First, I need… I mean, I’d like a giant TV, big enough to walk into. Braces that light up at night. A box of Oreo’s from Costco. Some milk.

A pillow that's just right. One of those robot vacuum cleaners, but one I don't have to be afraid of. A drawer full of socks the same color.

Curtains that don't let the light in. Pants that fit. And, while we're at it, some of that self-slimming underwear. Clothes make the man.


I am so domestic! How about a shower head that will knock my socks off. Veggies that won't turn brown. Some earmuffs. A case of Hamm's.

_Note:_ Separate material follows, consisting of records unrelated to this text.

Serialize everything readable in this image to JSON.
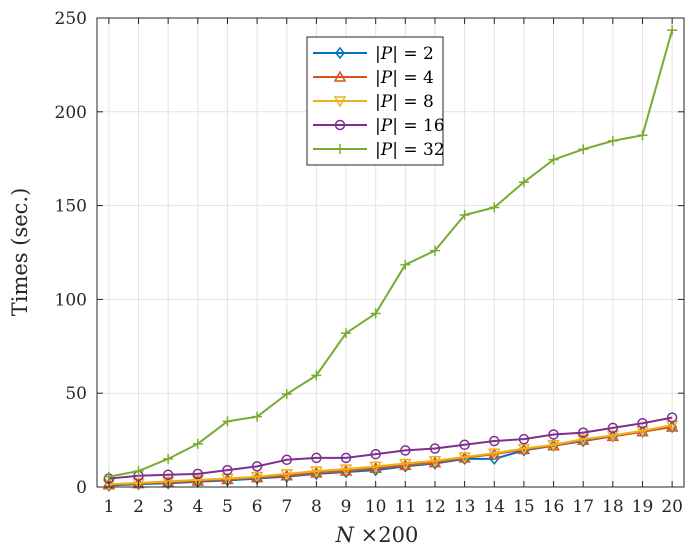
{
  "chart_data": {
    "type": "line",
    "xlabel_var": "N",
    "xlabel_rest": " ×200",
    "ylabel": "Times (sec.)",
    "x": [
      1,
      2,
      3,
      4,
      5,
      6,
      7,
      8,
      9,
      10,
      11,
      12,
      13,
      14,
      15,
      16,
      17,
      18,
      19,
      20
    ],
    "x_ticks": [
      "1",
      "2",
      "3",
      "4",
      "5",
      "6",
      "7",
      "8",
      "9",
      "10",
      "11",
      "12",
      "13",
      "14",
      "15",
      "16",
      "17",
      "18",
      "19",
      "20"
    ],
    "ylim": [
      0,
      250
    ],
    "y_ticks": [
      "0",
      "50",
      "100",
      "150",
      "200",
      "250"
    ],
    "grid": true,
    "legend_position": "top-center",
    "series": [
      {
        "name": "|P| = 2",
        "var": "P",
        "rhs": "2",
        "color": "#0072BD",
        "marker": "diamond",
        "values": [
          0.8,
          1.5,
          2,
          2.8,
          3.5,
          4.5,
          5.5,
          7,
          8,
          9,
          11,
          12.5,
          15,
          15,
          19.5,
          22,
          24.5,
          27,
          29.5,
          32
        ]
      },
      {
        "name": "|P| = 4",
        "var": "P",
        "rhs": "4",
        "color": "#D95319",
        "marker": "triangle-up",
        "values": [
          1.2,
          1.8,
          2.5,
          3.2,
          4,
          5,
          6,
          7.5,
          8.5,
          10,
          11.5,
          13,
          15.5,
          17.5,
          20,
          22,
          25,
          27,
          29.5,
          32
        ]
      },
      {
        "name": "|P| = 8",
        "var": "P",
        "rhs": "8",
        "color": "#EDB120",
        "marker": "triangle-down",
        "values": [
          1.5,
          2.2,
          3,
          3.8,
          4.5,
          5.5,
          7,
          8.5,
          9.5,
          11,
          12.5,
          14,
          16,
          18,
          20.5,
          22.5,
          25.5,
          27.5,
          30,
          33
        ]
      },
      {
        "name": "|P| = 16",
        "var": "P",
        "rhs": "16",
        "color": "#7E2F8E",
        "marker": "circle",
        "values": [
          4.5,
          6,
          6.5,
          7,
          9,
          11,
          14.5,
          15.5,
          15.5,
          17.5,
          19.5,
          20.5,
          22.5,
          24.5,
          25.5,
          28,
          29,
          31.5,
          34,
          37
        ]
      },
      {
        "name": "|P| = 32",
        "var": "P",
        "rhs": "32",
        "color": "#77AC30",
        "marker": "plus",
        "values": [
          5.5,
          8.5,
          15,
          23,
          35,
          37.5,
          49.5,
          59.5,
          82,
          92.5,
          118.5,
          126,
          145,
          149,
          162.5,
          174.5,
          180,
          184.5,
          187.5,
          243.5
        ]
      }
    ]
  }
}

An iPhone with an app that apologizes for being annoying. A hard drive I'll never have to replace or worry about. One cord to rule them all.

A watch I can read. An endless cup of coffee. Sufficient half and half. A river of agave. Bananas every morning. Wait, breakfast is ready.

Another box of Oreos from Costco. A mood ring I can control. The infinite Amazon gift card. More socks. Three wishes. Jeeves. A barn.


Diamonds! Emeralds! Gold! Wait a second. Maybe I'm getting carried away.

I'm not just materialistic. I did mention world peace.

What about a new mantra? And, some yogurt. Mother Teresa's humility. Gandhi's conviction. Einstein's brains. MLK's perseverance.

Fats Waller's sense of enjoyment. Horton's devotion. Pooh's equanimity. Harold's imagination. George and Martha's generosity.


That ought to do it for right now. There's more, but there's time, too. I should concentrate on good deeds for a while. Or, watch the game.

Today, I'm only going to do the right thing and only speak the truth. I'll be so good that Santa will put me on the right list for sure.

Let's see... I'll recycle. I'll go to the gym. I'll give money to that guy at the intersection, who can't play the guitar. I won't swear.

Oh, ****. Heck, it's a process. Thanksgiving tomorrow. I'll say the grace this year. I won't have too much of anything. I'll do the dishes.